Reproducibility

Re-running the same GENBoostGPU experiment should yield consistent SNP sets and variance estimates. Use the checklist below to lock down sources of randomness and capture metadata.

Random seeds

Set seeds in Python’s random module, NumPy, and CuPy before invoking any pipelines:

import random
import numpy as np
import cupy as cp

random.seed(42)
np.random.seed(42)
cp.random.seed(42)

Pass random_state explicitly to genboostgpu.enet_boosting.boosting_elastic_net() (default 13). The orchestrator propagates this via fixed_params when you reuse tuned hyperparameters.
When performing global tuning, set the seed argument in genboostgpu.tuning.select_tuning_windows() so the sampling of windows is stable.
Optuna supports deterministic execution through OPTUNA_SEED or by monkey-patching optuna.create_study as shown in Hyperparameters & tuning.

Deterministic settings

Fix hyperparameters via fixed_alpha, fixed_l1_ratio, and fixed_subsample when you want to avoid per-window Optuna searches.
Keep the validation split deterministic by ensuring val_frac stays within (0, 0.9) so the same RNG path is followed.
Disable working-set adaptation by passing adaptive_trials=False to genboostgpu.enet_boosting.boosting_elastic_net() if you need an identical number of trials per window.

Logging & artefacts

Each call to genboostgpu.vmr_runner.run_single_window() writes betas and h2 trajectories through genboostgpu.data_io.save_results().
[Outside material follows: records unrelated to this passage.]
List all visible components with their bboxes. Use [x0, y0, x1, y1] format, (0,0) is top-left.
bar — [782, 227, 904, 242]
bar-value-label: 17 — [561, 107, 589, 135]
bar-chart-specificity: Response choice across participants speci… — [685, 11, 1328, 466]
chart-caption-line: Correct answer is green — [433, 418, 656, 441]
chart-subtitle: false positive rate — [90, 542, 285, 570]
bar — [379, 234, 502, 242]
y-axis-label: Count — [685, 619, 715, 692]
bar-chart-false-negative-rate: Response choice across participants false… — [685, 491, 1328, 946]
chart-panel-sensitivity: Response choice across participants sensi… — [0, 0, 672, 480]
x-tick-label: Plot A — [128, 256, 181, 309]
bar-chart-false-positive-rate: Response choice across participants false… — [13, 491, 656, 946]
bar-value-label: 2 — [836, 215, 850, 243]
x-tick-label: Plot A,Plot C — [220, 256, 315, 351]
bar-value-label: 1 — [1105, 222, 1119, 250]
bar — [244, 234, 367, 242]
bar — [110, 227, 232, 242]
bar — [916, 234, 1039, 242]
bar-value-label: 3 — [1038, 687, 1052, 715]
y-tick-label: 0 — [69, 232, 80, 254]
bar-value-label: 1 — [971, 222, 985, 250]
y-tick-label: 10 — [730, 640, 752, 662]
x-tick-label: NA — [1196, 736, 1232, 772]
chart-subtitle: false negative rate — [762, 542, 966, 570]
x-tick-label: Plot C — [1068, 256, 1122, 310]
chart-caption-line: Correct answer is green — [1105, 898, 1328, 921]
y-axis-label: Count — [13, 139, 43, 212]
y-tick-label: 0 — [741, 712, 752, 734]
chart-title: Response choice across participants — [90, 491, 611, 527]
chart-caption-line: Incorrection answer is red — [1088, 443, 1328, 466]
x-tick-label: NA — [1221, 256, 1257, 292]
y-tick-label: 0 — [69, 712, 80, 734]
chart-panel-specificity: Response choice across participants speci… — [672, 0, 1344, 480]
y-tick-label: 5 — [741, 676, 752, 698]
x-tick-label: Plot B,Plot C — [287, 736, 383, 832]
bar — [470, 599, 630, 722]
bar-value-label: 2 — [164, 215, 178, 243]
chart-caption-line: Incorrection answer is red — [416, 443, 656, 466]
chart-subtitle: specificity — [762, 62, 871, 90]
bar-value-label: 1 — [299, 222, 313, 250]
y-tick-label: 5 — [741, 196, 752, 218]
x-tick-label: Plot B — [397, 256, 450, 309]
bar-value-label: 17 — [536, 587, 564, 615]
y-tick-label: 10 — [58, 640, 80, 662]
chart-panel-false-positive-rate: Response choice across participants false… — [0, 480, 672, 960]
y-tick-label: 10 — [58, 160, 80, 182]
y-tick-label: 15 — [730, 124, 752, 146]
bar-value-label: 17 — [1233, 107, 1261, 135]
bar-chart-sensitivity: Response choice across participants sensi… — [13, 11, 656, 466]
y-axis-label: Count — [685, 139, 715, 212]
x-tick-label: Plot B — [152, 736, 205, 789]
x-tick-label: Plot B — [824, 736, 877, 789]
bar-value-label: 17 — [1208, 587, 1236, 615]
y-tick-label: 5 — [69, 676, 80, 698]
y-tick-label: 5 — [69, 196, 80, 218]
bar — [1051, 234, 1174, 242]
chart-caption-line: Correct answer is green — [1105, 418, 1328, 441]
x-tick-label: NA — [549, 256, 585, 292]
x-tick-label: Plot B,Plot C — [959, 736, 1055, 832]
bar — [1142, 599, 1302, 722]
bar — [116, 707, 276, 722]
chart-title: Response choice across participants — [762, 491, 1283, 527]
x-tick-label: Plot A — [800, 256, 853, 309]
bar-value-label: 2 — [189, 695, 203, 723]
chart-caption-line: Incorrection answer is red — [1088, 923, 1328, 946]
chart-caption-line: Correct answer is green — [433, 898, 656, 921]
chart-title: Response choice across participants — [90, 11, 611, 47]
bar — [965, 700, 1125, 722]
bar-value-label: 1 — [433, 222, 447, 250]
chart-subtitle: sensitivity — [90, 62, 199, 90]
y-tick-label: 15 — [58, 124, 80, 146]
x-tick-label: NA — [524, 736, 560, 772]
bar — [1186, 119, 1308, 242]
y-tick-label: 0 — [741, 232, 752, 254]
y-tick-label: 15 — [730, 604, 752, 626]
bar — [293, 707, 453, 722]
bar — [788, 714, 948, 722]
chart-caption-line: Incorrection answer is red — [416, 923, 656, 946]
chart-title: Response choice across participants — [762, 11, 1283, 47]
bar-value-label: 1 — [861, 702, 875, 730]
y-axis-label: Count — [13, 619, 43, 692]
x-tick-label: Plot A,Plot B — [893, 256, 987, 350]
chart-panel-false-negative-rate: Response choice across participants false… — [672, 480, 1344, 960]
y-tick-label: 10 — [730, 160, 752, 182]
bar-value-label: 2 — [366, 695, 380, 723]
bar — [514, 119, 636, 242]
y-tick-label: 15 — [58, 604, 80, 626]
Archive these files alongside your downstream analyses.
Append configuration dictionaries (hyperparameters, seeds, versions) to the saved TSV/Parquet outputs using the meta argument in save_results.
Capture software versions with session_info.show() (used in examples/simu_test_100n.py) and store them next to summary tables.
Use structured logging (e.g., logging.config.dictConfig) in your wrapper scripts to mirror the information produced by Dask and Optuna.